Afterwards, we visited Sainte-Chapelle and Cathedrale de Notre-Dame, which are both worth visiting. Saint-Chapelle was completely over the top with its painted walls and stained glass windows, while Notre-Dame is worth visiting because Van Helsing jumped off of it. (Just kidding, I know Notre-Dame is historically important.) There's a beautiful flower market around the area that was really quaint. It had aisles and aisles of these gorgeous flower shops and it's definitely worth looking at, if you're in the area.

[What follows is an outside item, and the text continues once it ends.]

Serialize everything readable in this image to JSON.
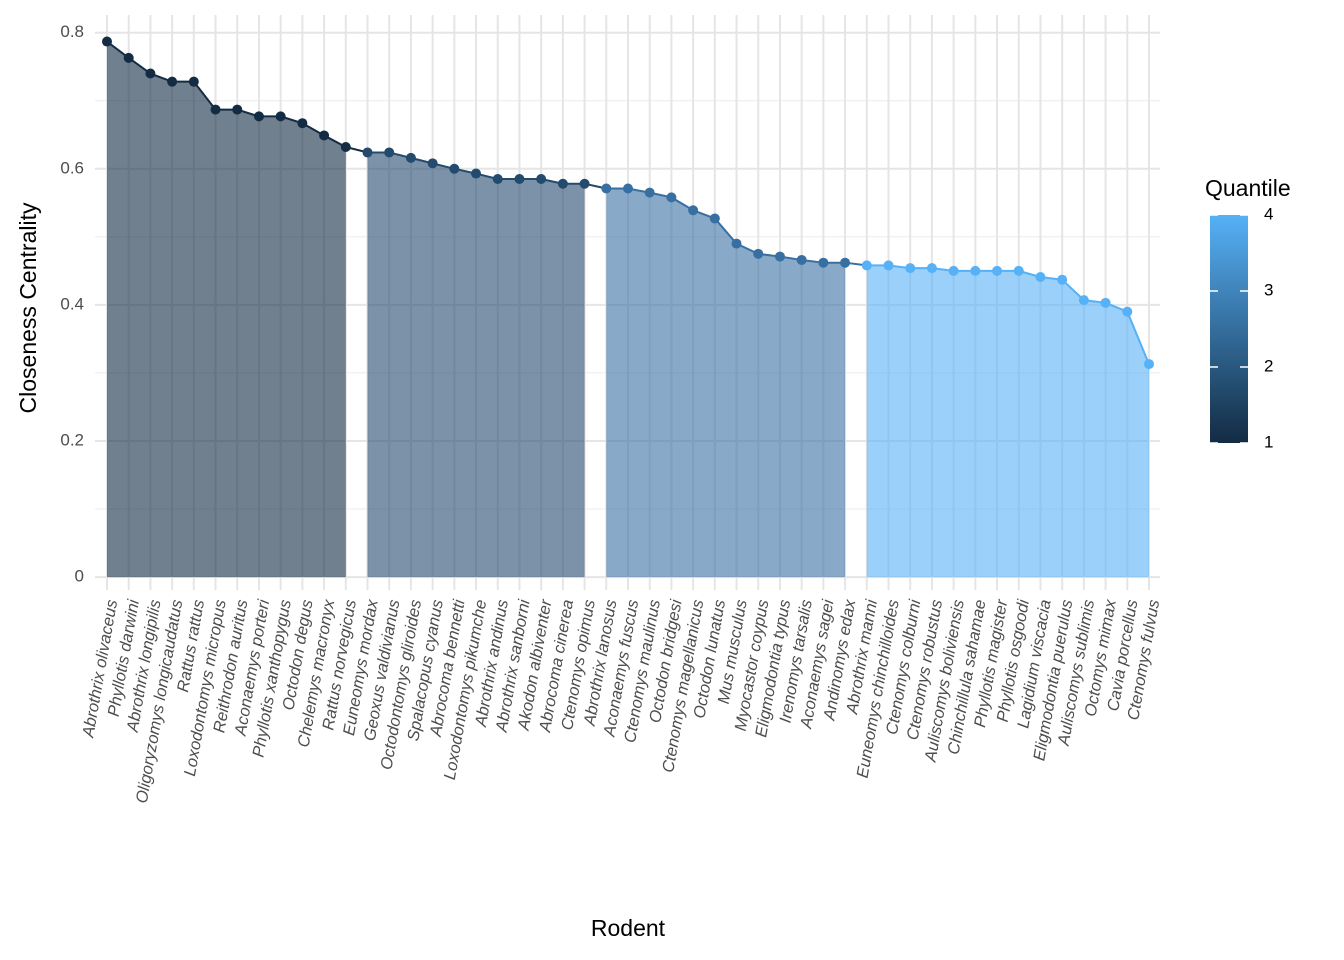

Also located nearby is Berthillon, which Katrina and my tour book recommended. I didn't know the two that I ordered,  Rhubarbe and Fraise et Rhum, would be sorbets, so I was kind of disappointed. It was good for sorbet, but I was just expecting ice cream from a place known for their ice cream. However, if you go, you have to try the Lait d'Amande, which was amazing!
For dinner, we stopped off in Le Quartier Latin for a fairly inexpensive dinner at Le Village Ronsard, where I ordered the Magret de Canard au Miel avec Haricot Verts Frais et Pommes Sautées and some escargots. Even though the escargots (not pictured) had a texture disturbingly like mussels, I'm glad I tried it, since it's a famous French dish. However, the duck breast was very tender and the honey sauce was sweet without being overly so. Be warned, the service here was very brusque.
Oh, and here's the highlight of my trip. I got the chance to talk to Karl Lagerfeld, Grace Coddington, and Sylvia Venturini Fendi. I saw that a Karl Lagerfeld/Fendi party was going to take place by the Pont Alexandre, so every night I checked the location. I spotted so many models, bloggers, and other fashion people there on the night of the event, but I ditched as soon as Karl did. I walked with him over to the Petit Palais and this is the only time I'll ever be part of his entourage. I have some other photos of the people by themselves, but this is the only one of us together. It was drizzling all over my lens and my mum was being told to get out of the way by the paparazzi, so this is the best I have.

PS Sorry about this post being so food heavy, but I didn't take many photos of Notre-Dame and Sainte-Chapelle, so I mainly have food and flower photos only from that day. Also, do you prefer the large photos or the smaller ones?